In a season six episode of Diff’rent Strokes called “The Van Drummonds,” actors Conrad Bain and Dana Plato appear in dual roles as “Mr.Drummond/Aunt Ana” and “Kimberly Drummond/Cousin Hans.” Throughout the episode, no one acknowledges that the same actors are playing two different roles in drag. It’s accepted as reality.

Like “The Van Drummonds,” Narco Satanico will test your understanding of reality. And no matter how hard you study, it’s a test that you will fail.

Vicki is in love with Ricardo. Ricardo is in love with Barbara. Therefore, Vicki’s only option is to visit a witch and sell her soul to the devil. Lucifer makes sure that Ricardo becomes impotent with any lady who is not named Vicki. After Ricardo and Vicki have sex, a private detective informs Ricardo that Vicki is evil. Ricardo calls bullshit! Vicki stabs him in the throat. At the funeral, Ricardo’s son Carlos pledges to avenge his father’s death. Ricardo’s ghost likes this idea. The ghost possesses Carlos’ body so that Vicki and be seduced and murdered. Eventually, Ricardo is resurrected as a zombie so that he can violently remove a policeman’s insides while accompanied by Vincent Price’s laugh from Michael Jackson’s Thriller.

This is a good time to point out that Carlos and Ricardo are played by the same actor. But when the action switches from Ricardo to Carlos, the actor looks fifteen years younger. This is because when that footage was shot, he actually was fifteen years younger.

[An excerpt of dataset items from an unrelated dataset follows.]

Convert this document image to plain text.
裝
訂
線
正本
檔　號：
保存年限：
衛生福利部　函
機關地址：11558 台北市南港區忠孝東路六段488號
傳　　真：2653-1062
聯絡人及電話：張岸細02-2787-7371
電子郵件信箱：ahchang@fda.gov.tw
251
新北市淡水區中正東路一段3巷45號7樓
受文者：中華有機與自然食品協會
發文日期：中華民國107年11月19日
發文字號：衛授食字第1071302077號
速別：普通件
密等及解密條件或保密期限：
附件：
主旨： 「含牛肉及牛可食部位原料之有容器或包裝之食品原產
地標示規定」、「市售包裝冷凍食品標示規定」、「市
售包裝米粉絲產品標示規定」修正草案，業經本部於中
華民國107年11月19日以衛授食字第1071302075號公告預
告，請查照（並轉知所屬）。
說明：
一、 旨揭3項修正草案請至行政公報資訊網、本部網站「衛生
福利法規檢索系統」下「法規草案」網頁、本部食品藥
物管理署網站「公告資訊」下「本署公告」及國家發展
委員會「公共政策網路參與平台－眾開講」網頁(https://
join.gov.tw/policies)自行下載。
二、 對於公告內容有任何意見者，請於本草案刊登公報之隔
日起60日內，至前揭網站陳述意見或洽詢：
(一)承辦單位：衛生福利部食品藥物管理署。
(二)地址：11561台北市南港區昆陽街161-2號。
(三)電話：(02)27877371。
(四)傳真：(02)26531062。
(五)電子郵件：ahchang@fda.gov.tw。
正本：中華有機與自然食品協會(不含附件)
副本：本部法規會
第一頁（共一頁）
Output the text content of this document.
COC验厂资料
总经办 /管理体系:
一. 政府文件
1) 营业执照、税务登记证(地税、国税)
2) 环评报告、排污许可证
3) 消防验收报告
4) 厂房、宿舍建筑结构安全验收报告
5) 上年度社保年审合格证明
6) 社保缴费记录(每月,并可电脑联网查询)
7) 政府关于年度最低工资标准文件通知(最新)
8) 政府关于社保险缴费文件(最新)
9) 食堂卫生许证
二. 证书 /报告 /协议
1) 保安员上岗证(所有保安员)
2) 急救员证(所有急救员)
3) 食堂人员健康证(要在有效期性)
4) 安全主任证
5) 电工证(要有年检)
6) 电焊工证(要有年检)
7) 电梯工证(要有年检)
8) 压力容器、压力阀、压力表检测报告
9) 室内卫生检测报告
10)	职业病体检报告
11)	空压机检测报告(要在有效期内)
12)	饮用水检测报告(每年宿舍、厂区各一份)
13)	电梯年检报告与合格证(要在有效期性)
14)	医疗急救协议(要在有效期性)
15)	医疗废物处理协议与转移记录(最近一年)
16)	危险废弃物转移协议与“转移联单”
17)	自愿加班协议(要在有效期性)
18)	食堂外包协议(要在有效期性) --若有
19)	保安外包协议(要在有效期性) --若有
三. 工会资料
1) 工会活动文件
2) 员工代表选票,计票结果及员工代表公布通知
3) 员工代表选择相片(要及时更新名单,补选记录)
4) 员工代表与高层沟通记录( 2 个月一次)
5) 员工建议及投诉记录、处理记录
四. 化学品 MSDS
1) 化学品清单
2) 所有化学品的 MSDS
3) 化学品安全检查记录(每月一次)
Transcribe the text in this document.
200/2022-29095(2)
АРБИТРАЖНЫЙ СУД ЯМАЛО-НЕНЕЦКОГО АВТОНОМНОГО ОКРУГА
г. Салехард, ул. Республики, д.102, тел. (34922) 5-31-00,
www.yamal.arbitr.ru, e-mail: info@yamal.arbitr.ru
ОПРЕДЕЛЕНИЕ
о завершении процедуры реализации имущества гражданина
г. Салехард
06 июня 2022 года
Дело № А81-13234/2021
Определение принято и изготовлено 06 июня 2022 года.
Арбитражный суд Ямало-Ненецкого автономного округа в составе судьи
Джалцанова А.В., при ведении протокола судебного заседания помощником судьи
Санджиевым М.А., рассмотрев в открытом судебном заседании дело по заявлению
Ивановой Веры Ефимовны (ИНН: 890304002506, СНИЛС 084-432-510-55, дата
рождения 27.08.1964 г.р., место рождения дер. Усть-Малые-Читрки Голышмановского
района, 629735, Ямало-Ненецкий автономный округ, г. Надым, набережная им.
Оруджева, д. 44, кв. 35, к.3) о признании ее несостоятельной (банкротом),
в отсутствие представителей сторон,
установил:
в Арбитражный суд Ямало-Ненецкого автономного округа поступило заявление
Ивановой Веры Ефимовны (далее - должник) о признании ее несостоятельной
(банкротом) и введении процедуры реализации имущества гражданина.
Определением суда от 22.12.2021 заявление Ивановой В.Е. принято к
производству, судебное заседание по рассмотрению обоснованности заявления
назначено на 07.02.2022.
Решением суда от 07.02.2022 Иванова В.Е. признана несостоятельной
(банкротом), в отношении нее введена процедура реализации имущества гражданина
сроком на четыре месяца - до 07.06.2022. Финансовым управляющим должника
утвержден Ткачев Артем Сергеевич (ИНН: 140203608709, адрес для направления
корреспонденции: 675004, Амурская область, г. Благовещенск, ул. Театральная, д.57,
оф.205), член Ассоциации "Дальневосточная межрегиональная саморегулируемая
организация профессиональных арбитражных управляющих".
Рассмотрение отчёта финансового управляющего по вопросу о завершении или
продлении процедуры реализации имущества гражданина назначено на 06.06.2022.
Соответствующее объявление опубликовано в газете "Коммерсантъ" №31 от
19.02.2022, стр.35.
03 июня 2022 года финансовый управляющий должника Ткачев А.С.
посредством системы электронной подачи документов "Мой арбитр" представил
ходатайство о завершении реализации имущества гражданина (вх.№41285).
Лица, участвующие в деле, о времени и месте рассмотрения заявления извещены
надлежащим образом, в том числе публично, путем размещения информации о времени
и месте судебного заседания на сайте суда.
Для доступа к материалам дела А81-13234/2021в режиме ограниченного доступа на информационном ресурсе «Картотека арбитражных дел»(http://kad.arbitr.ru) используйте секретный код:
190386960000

Whatchoo talkin’ ‘bout, Narco Satanico?!

This movie feels like an R-rated Telemundo telenovela that channels the spirit of Godfrey Ho’s cut-and-paste blasterpieces through the blur of a slight migraine. Originally shot as a romantic drama called Cautivo del más allá in 1968, the movie was shelved until Film-Mex Productions purchased it in the early 1980s. The original actors were hired to shoot new horror-themed scenes, and Film-Mex released this ambitious project as Terror, sexo y brujería in theaters and Narco Satanico on home video. This explains why we hear Goblin-esque disco-synth emanating from the acoustic guitars of a Mid-Century mariachi band. It does not explain why someone decided to include an endless courtroom scene from Cautivo del más allá instead of replacing it with more scenes of Satan prowling around in a cemetery while wearing a rubber devil mask.

Narco Satanico is ten minutes of nonsensical beauty buried within sixty minutes of nap-inducing exposition. Typically, this wouldn’t be a big deal. Run Coyote Run follows the same conceptual approach. But that movie had a reckless and unpredictable energy — we never knew what was going to happen next, and we couldn’t wait until it happened. Narco Satanico is sluggish and flat, shot in the static style of Herschell Gordon Lewis and edited by someone who couldn’t wait to get home and fall off a cliff. For every universe-ripping moment of Lucio Fulci plagiarism, there are ten scenes of people talking in garishly decorated living rooms. I’m grateful that someone attempted to create a new sliver of reality through this movie. I just wish that there was enough electricity to keep the lights on for 75 minutes.